То же сделал и я, когда, по вашему выражению, «успокоил» море, подобно бравому капитану из старых приключенческих романов, который выливал из бочек китовый жир в бушующие волны, когда в непогоду или волнение ему случалось преодолевать рифы.
— А шары? Инженер усмехнулся:
— Разве не приходилось вам видеть, как капельки волы, упав на пыльный пол, катятся этакими мохнатыми шариками, не растекаясь?
— Но что тут общего?
— Общее то, что налет пыли мешает капелькам смочить пол, и они благодаря стремлению их поверхностного слоя сжаться и стать как можно меньше принимают форму шара…
— Цветные шары отца, — вступила в разговор девушка, — это просто десятки литров нефти, молока, воды. Когда к ним добавили нового состава, они перестали смачивать что бы то ни было и под действием тех же сил, что и капельки воды, приняли форму шаров…
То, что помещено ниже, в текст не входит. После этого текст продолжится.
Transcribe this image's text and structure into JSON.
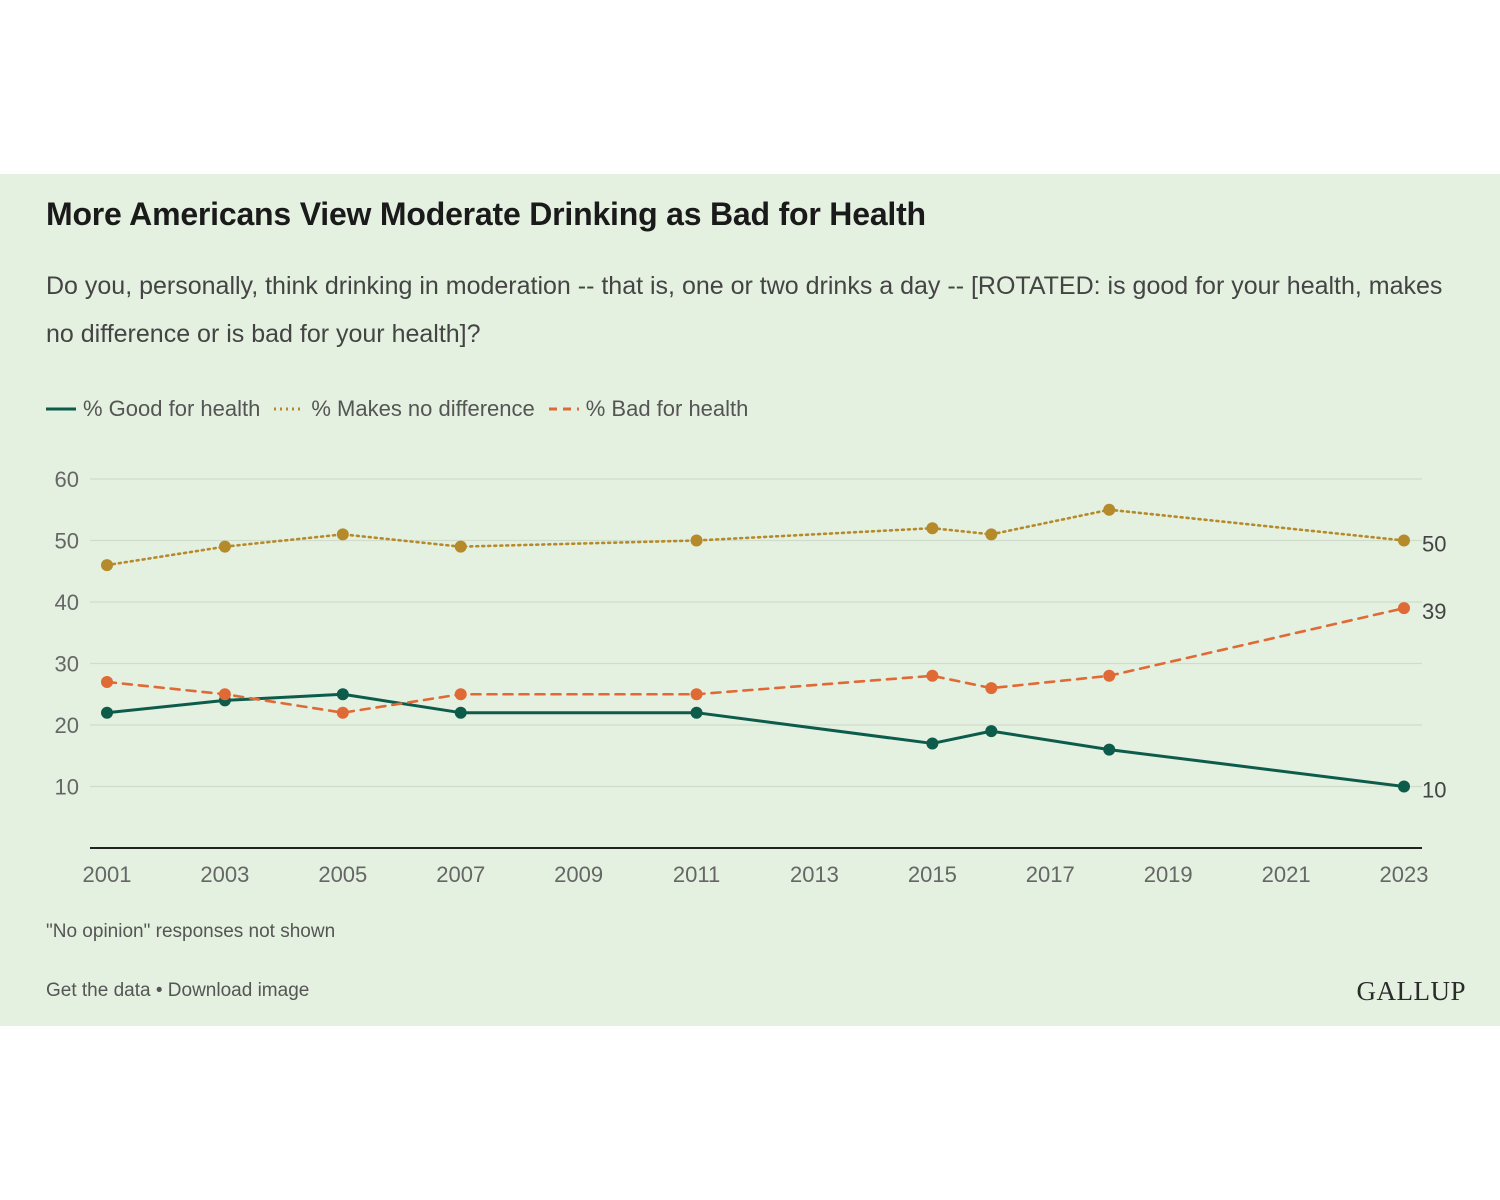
{
  "chart_data": {
    "type": "line",
    "title": "More Americans View Moderate Drinking as Bad for Health",
    "subtitle": "Do you, personally, think drinking in moderation -- that is, one or two drinks a day -- [ROTATED: is good for your health, makes no difference or is bad for your health]?",
    "xlabel": "",
    "ylabel": "",
    "x_ticks": [
      "2001",
      "2003",
      "2005",
      "2007",
      "2009",
      "2011",
      "2013",
      "2015",
      "2017",
      "2019",
      "2021",
      "2023"
    ],
    "y_ticks": [
      10,
      20,
      30,
      40,
      50,
      60
    ],
    "xlim": [
      2001,
      2023
    ],
    "ylim": [
      0,
      60
    ],
    "grid": true,
    "legend_position": "top-left",
    "series": [
      {
        "name": "% Good for health",
        "color": "#0d5c4b",
        "style": "solid",
        "points": [
          [
            2001,
            22
          ],
          [
            2003,
            24
          ],
          [
            2005,
            25
          ],
          [
            2007,
            22
          ],
          [
            2011,
            22
          ],
          [
            2015,
            17
          ],
          [
            2016,
            19
          ],
          [
            2018,
            16
          ],
          [
            2023,
            10
          ]
        ],
        "end_label": "10"
      },
      {
        "name": "% Makes no difference",
        "color": "#b58a2a",
        "style": "dotted",
        "points": [
          [
            2001,
            46
          ],
          [
            2003,
            49
          ],
          [
            2005,
            51
          ],
          [
            2007,
            49
          ],
          [
            2011,
            50
          ],
          [
            2015,
            52
          ],
          [
            2016,
            51
          ],
          [
            2018,
            55
          ],
          [
            2023,
            50
          ]
        ],
        "end_label": "50"
      },
      {
        "name": "% Bad for health",
        "color": "#e06a35",
        "style": "dashed",
        "points": [
          [
            2001,
            27
          ],
          [
            2003,
            25
          ],
          [
            2005,
            22
          ],
          [
            2007,
            25
          ],
          [
            2011,
            25
          ],
          [
            2015,
            28
          ],
          [
            2016,
            26
          ],
          [
            2018,
            28
          ],
          [
            2023,
            39
          ]
        ],
        "end_label": "39"
      }
    ],
    "footnote": "\"No opinion\" responses not shown"
  },
  "footer": {
    "get_data": "Get the data",
    "separator": "•",
    "download": "Download image",
    "brand": "GALLUP"
  },
  "colors": {
    "background": "#e4f0e0",
    "good": "#0d5c4b",
    "no_difference": "#b58a2a",
    "bad": "#e06a35"
  }
}
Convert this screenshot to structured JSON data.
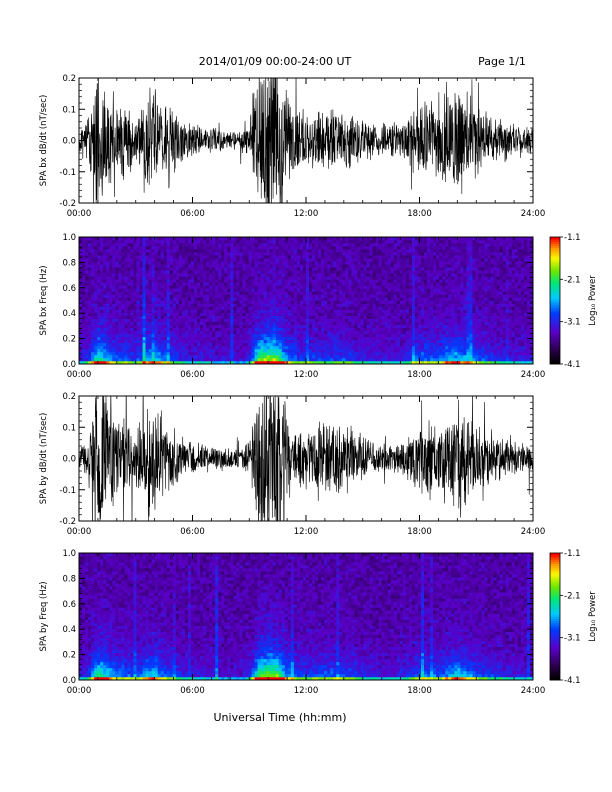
{
  "page": {
    "title": "2014/01/09  00:00-24:00 UT",
    "page_label": "Page 1/1",
    "x_axis_label": "Universal Time (hh:mm)"
  },
  "chart_data": [
    {
      "type": "line",
      "ylabel": "SPA bx dB/dt (nT/sec)",
      "xlim": [
        0,
        24
      ],
      "ylim": [
        -0.2,
        0.2
      ],
      "x_ticks": [
        "00:00",
        "06:00",
        "12:00",
        "18:00",
        "24:00"
      ],
      "y_ticks": [
        "-0.2",
        "-0.1",
        "0.0",
        "0.1",
        "0.2"
      ],
      "activity_profile": {
        "x_hours": [
          0,
          0.5,
          1,
          1.5,
          2,
          2.5,
          3,
          3.5,
          4,
          4.5,
          5,
          5.5,
          6,
          7,
          8,
          8.5,
          9,
          9.5,
          10,
          10.5,
          11,
          11.5,
          12,
          13,
          14,
          15,
          16,
          16.5,
          17,
          17.5,
          18,
          18.5,
          19,
          19.5,
          20,
          20.5,
          21,
          22,
          23,
          24
        ],
        "amplitude": [
          0.04,
          0.08,
          0.22,
          0.16,
          0.1,
          0.12,
          0.07,
          0.14,
          0.18,
          0.12,
          0.09,
          0.06,
          0.05,
          0.04,
          0.03,
          0.03,
          0.05,
          0.25,
          0.28,
          0.26,
          0.14,
          0.09,
          0.08,
          0.09,
          0.09,
          0.06,
          0.05,
          0.05,
          0.05,
          0.08,
          0.12,
          0.12,
          0.1,
          0.16,
          0.17,
          0.14,
          0.11,
          0.07,
          0.05,
          0.04
        ]
      }
    },
    {
      "type": "heatmap",
      "ylabel": "SPA bx Freq (Hz)",
      "xlim": [
        0,
        24
      ],
      "ylim": [
        0.0,
        1.0
      ],
      "x_ticks": [
        "00:00",
        "06:00",
        "12:00",
        "18:00",
        "24:00"
      ],
      "y_ticks": [
        "0.0",
        "0.2",
        "0.4",
        "0.6",
        "0.8",
        "1.0"
      ],
      "colorbar": {
        "label": "Log₁₀ Power",
        "range": [
          -4.1,
          -1.1
        ],
        "ticks": [
          "-1.1",
          "-2.1",
          "-3.1",
          "-4.1"
        ]
      }
    },
    {
      "type": "line",
      "ylabel": "SPA by dB/dt (nT/sec)",
      "xlim": [
        0,
        24
      ],
      "ylim": [
        -0.2,
        0.2
      ],
      "x_ticks": [
        "00:00",
        "06:00",
        "12:00",
        "18:00",
        "24:00"
      ],
      "y_ticks": [
        "-0.2",
        "-0.1",
        "0.0",
        "0.1",
        "0.2"
      ],
      "activity_profile": {
        "x_hours": [
          0,
          0.5,
          1,
          1.5,
          2,
          2.5,
          3,
          3.5,
          4,
          4.5,
          5,
          5.5,
          6,
          7,
          8,
          8.5,
          9,
          9.5,
          10,
          10.5,
          11,
          11.5,
          12,
          13,
          14,
          15,
          16,
          16.5,
          17,
          17.5,
          18,
          18.5,
          19,
          19.5,
          20,
          20.5,
          21,
          22,
          23,
          24
        ],
        "amplitude": [
          0.04,
          0.07,
          0.22,
          0.18,
          0.12,
          0.12,
          0.08,
          0.15,
          0.17,
          0.12,
          0.09,
          0.06,
          0.05,
          0.04,
          0.03,
          0.03,
          0.05,
          0.25,
          0.28,
          0.26,
          0.14,
          0.1,
          0.09,
          0.11,
          0.1,
          0.07,
          0.04,
          0.04,
          0.05,
          0.08,
          0.1,
          0.12,
          0.1,
          0.14,
          0.17,
          0.14,
          0.11,
          0.07,
          0.05,
          0.04
        ]
      }
    },
    {
      "type": "heatmap",
      "ylabel": "SPA by Freq (Hz)",
      "xlim": [
        0,
        24
      ],
      "ylim": [
        0.0,
        1.0
      ],
      "x_ticks": [
        "00:00",
        "06:00",
        "12:00",
        "18:00",
        "24:00"
      ],
      "y_ticks": [
        "0.0",
        "0.2",
        "0.4",
        "0.6",
        "0.8",
        "1.0"
      ],
      "colorbar": {
        "label": "Log₁₀ Power",
        "range": [
          -4.1,
          -1.1
        ],
        "ticks": [
          "-1.1",
          "-2.1",
          "-3.1",
          "-4.1"
        ]
      }
    }
  ]
}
— А спасение катера? — не унимался я.
— Я воспользовался составом, который увеличивает поверхностное натяжение, не мешая смачиванию… и как бы залепил пробоину пластырем из тонкой, но сверхпрочной пленки морской воды.
Я ни о чем больше не спрашивал. Мне казалось, что я вижу, как «по мановению руки» инженера возникают прозрачные, но исключительно надежные временные переправы-мосты; вижу, как буксиры, пыхтя, тянут по рекам чудесные водяные понтоны-плоты; вижу пестрые груды разноцветных шаров из разнообразнейших жидкостей, свойства которых так чудесно изменили знания, воля, фантазия этого удивительного человека.